暮らしに身近、激動の70年・田中順一著「山形戦後稲作史」

本県の米作りの歴史や取り組みを技術的見地からとらえた
「山形戦後稲作史」を発刊した高橋順一さん(S42卒)

「つや姫」「雪若丸」「はえぬき」と言えば、本紙の皆さんはよくご存じのことだろう。山形県自慢のお米である。本県で2020年に収穫されたお米の10アール当たりの収量622キロは全国2位、品質の良さを示す1等米比率94.8%は全国1位となっている。美味しいお米を生産しながら、品質も高く、量も多く取れる三拍子そろった米産地が山形県なのだ。

産地は一朝一夕で確立するものではない。近代日本のおいしいお米の始祖と言われる「亀の尾」を124年前に庄内町の農家・阿部亀治さんが開発したように、100年以上も前から山形県は国内有数の米産地だった。

農林省農業総合研究所の所長だった故東畑精一氏は、同研究所に勤務していた鎌形勲氏が1953(昭和28)年に著した「山形県稲作史」の序文で、明治初期から60年間の山形県の稲作を評して「変化は全国の全体を超えることが遥に大」と評した。

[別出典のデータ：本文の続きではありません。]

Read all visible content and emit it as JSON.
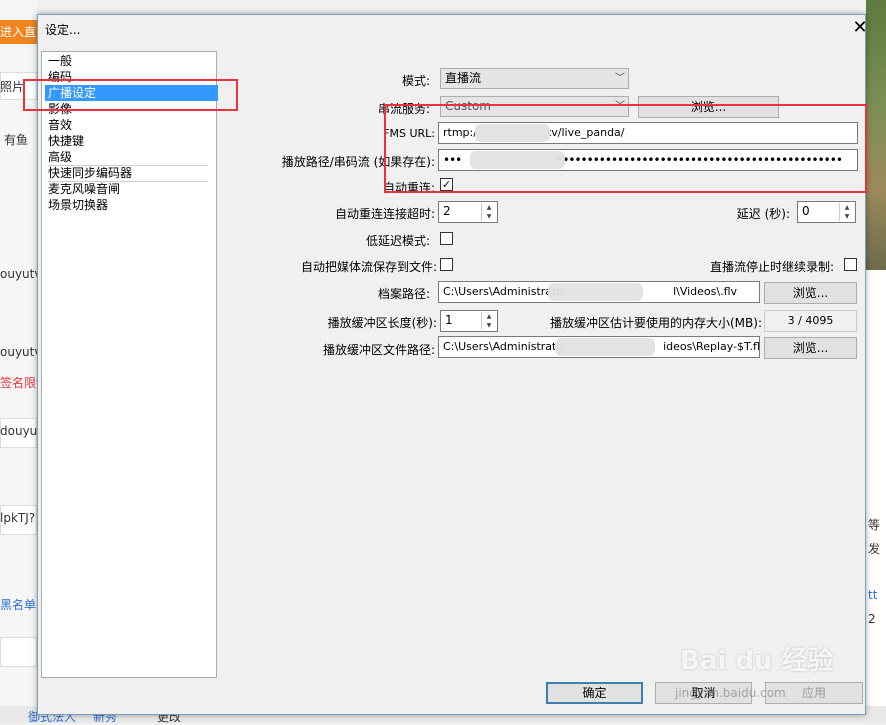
{
  "background": {
    "enter_room_label": "进入直",
    "left_texts": [
      "照片",
      "有鱼",
      "ouyutv.",
      "ouyutv.",
      "签名限制",
      "douyu",
      "lpkTJ?",
      "黑名单"
    ],
    "bottom_texts": [
      "御式法人",
      "新秀",
      "更改"
    ],
    "right_texts": [
      "等",
      "发",
      "tt",
      "2"
    ]
  },
  "dialog": {
    "title": "设定...",
    "nav_items": [
      "一般",
      "编码",
      "广播设定",
      "影像",
      "音效",
      "快捷键",
      "高级",
      "快速同步编码器",
      "麦克风噪音闸",
      "场景切换器"
    ],
    "selected_nav": "广播设定",
    "mode_label": "模式:",
    "mode_value": "直播流",
    "service_label": "串流服务:",
    "service_value": "Custom",
    "browse_label": "浏览...",
    "fms_label": "FMS URL:",
    "fms_value": "rtmp:/",
    "fms_value_tail": "tv/live_panda/",
    "playpath_label": "播放路径/串码流 (如果存在):",
    "playpath_value": "•••",
    "playpath_value_tail": "•••••••••••••••••••••••••••••••••••••••••••••••",
    "auto_reconnect_label": "自动重连:",
    "auto_reconnect_checked": "✓",
    "reconnect_timeout_label": "自动重连连接超时:",
    "reconnect_timeout_value": "2",
    "delay_label": "延迟 (秒):",
    "delay_value": "0",
    "low_latency_label": "低延迟模式:",
    "save_stream_label": "自动把媒体流保存到文件:",
    "continue_record_label": "直播流停止时继续录制:",
    "file_path_label": "档案路径:",
    "file_path_value": "C:\\Users\\Administrato",
    "file_path_tail": "l\\Videos\\.flv",
    "buffer_len_label": "播放缓冲区长度(秒):",
    "buffer_len_value": "1",
    "buffer_mem_label": "播放缓冲区估计要使用的内存大小(MB):",
    "buffer_mem_value": "3 / 4095",
    "buffer_path_label": "播放缓冲区文件路径:",
    "buffer_path_value": "C:\\Users\\Administrato",
    "buffer_path_tail": "ideos\\Replay-$T.flv",
    "ok_label": "确定",
    "cancel_label": "取消",
    "apply_label": "应用"
  },
  "watermark": {
    "text": "Bai du 经验",
    "sub": "jingyan.baidu.com"
  },
  "colors": {
    "highlight": "#e8343d",
    "selection": "#3399ff"
  }
}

それからまもなく70年を経過しようとする今年、山形県職員だった田中順一氏(S42卒)が、「山形県戦後稲作史」を公刊した。そのはしがきに「稲作の技術者として、(中略)本県の米作りが飛躍的に発展した1950年以降の本県稲作を(中略)概観してみたい」という思いを持ち続け、県職員退職後に作業を開始し、10年がかりでまとめたとある。

10部61章に分けて、稲作生産に関わる技術、農家の取り組み、気象、災害、政策を始め、ほぼ全てが解説されている。さらに、巻末には92ページにわたって資料を掲載。1970年を境に米は増産から減産へと、稲作生産の環境が逆転した。この1冊で激動の70年の稲作、お米を実感できる価値ある内容になっている。

消費者である皆さんにとって身近な水路と言えば、ほとんどが水田に水を引く用水路であり、排水路である。また田園も身近な風景の一つだ。お米を食べるだけでなく、稲作は県民の多くの生活に大きく関わっている。それがどのように変わってきたのかを知りたい方にもぜひ手に取っていただきたい1冊だ。